OK, maybe not rich, but I could foot the bill for a pretty nice dinner.
Big promises and big ambitions aren’t a bad thing. After all, if technology vendors are hard at work trying to make data driven insights accessible to more people, then maybe everyone from medical researchers to retailers to school teachers will be able to leverage big data to make the world a better place, right?
That being said, here’s a question: Who is the “all” that is supposed to be able to glean data intelligence without needing a data scientist? The boutique owner who wants to know how many midi skirts, and in which colors, she needs to order for the fall? The practicing physician who would like to cut the time it usually takes to diagnose rheumatoid arthritis from nine months to a few weeks? The guidance counselor who lies awake at night wondering how he might discern between patterns of behavior that suggest ADD versus something a kid can “grow out of”?
Adatao = Data from Alpha to Omega
“That’s what we’re aiming for,” says Chris Nguyen, co-founder and CEO of Adatao, a much heralded startup that just received $13 million in new funding from Andreessen Horowitz, Lightspeed Ventures and Bloomberg beta. These venture capitalists are betting big that Adatao can deliver.
Marc Andreessen, one of only six thought leaders chosen for the Worldwide Web Hall of Fame, says that he was “blown away” when he saw what Nguyen and his team had built, adding that Adatao was designing the future of big data.
Needless to say, after hearing this, we were compelled to find out more about “Big Data 2.0” as Nguyen refers to Adatao in a blogpost.
Who Is the “All” in Big Data for All?
“Forgive us for being skeptical,” we apologized before we asked Nguyen this question, “Who is the 'all' that you’re referring to when you say 'big data insights for all'?"
Nguyen confirmed our doubts, no apologies made or required. “That’s the vision,” he explained. But for now “all” refers to data scientists, data engineers and business analysts. Up until now, they haven’t had the tools they need to work together.
The "all" in "big data for all,” that non-data workers envision, is “big data for normal people.” Though we’ve seen it written that Adatao provides that, the truth is that it’s more than a decade away, according to Nguyen.
What Is “Big Data 2.0”?
“It’s big data made useful,” he says. “Up until now 'big data' has meant storage, dumping a bunch of data into HDFS.”
CEOs are more than a little a bit unhappy with that, says Nguyen. CIOs have spent millions without having much to show for it.
And the reason for this is pretty simple, it seems. Hadoop has relied on MapReduce which emphasizes “Reliability, reliability and scalability,” according to Nguyen. (The repeat of “reliability” is intentional.) It was created by Google to be reliable as it indexed the web (because if it failed, the process would have to begin again) and speed suffered by design, which compromises it as a tool for making business decisions in real time.
And while engineers like Nguyen, who has worked both with quantitative statistical arbitrage trading systems and at Google, has had access to game-changing technologies like Big Compute in the past, it was too expensive for most companies to use.
With the advent of Apache Spark, which handles lightning fast cluster computing and deep learning at high speed, it becomes affordable.
“Spark changed the game,” says Nguyen.
And Adatao is “the missing puzzle piece that bridges the gap between Big Data 1.0 of the past five years, and Big Data 2.0 going forward,” he explains.
Adatao is made up of two components:
Pinsights, the “beauty layer” that enables business analysts and data scientists to easily and fluidly interact with Big Data in an easy to consume, interactive format. Similar to a Facebook or Google Search engine, predictive SmartQuery was built into a Google Doc type document that allows users to instantly and collaboratively produce embedded analytics within seconds to assist with decision making.

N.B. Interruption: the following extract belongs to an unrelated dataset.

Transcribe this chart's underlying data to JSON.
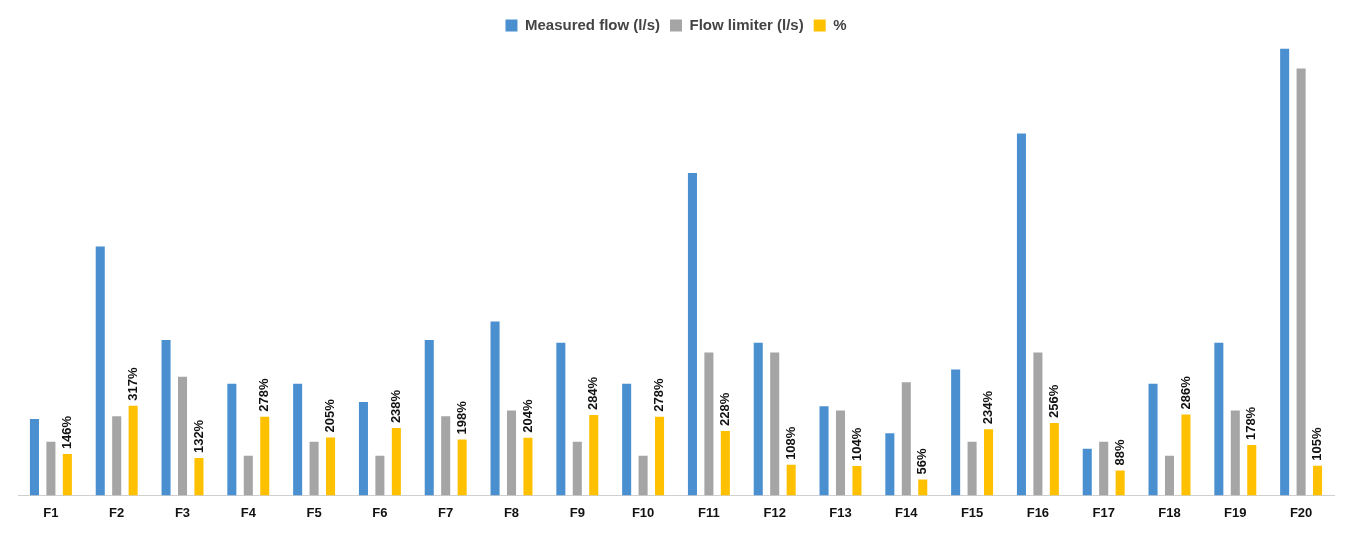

And pAnalytics, the “power layer” that enables data scientists and data engineers to analyze massive amounts of data in seconds. pAnalytics sifts through the data by representing it as one large, simple table, hiding all the data complexities, enabling data scientists and engineers to work with Big Data analytics in a very simple, powerful way. Data can be pulled in from Cassandra, analyzed in Spark, and the results saved back to S3 -- all using one familiar API. This allows data scientists and engineers to focus on data analysis, and multiply their productivity by 10.
What Adatao does, at the end of the day, is provide a way for data scientists, data engineers and business analysts to work together.
For now, “normal people” will have to rely on those folks to provide “actionable insights” from big data.
But that’s temporary. Nguyen intends to deliver big data to for the rest of us too.
But it will take a while, he says.
Until then, let’s let data scientists, data engineers and business analysts make their way down that road and pave the way for us “normal people.”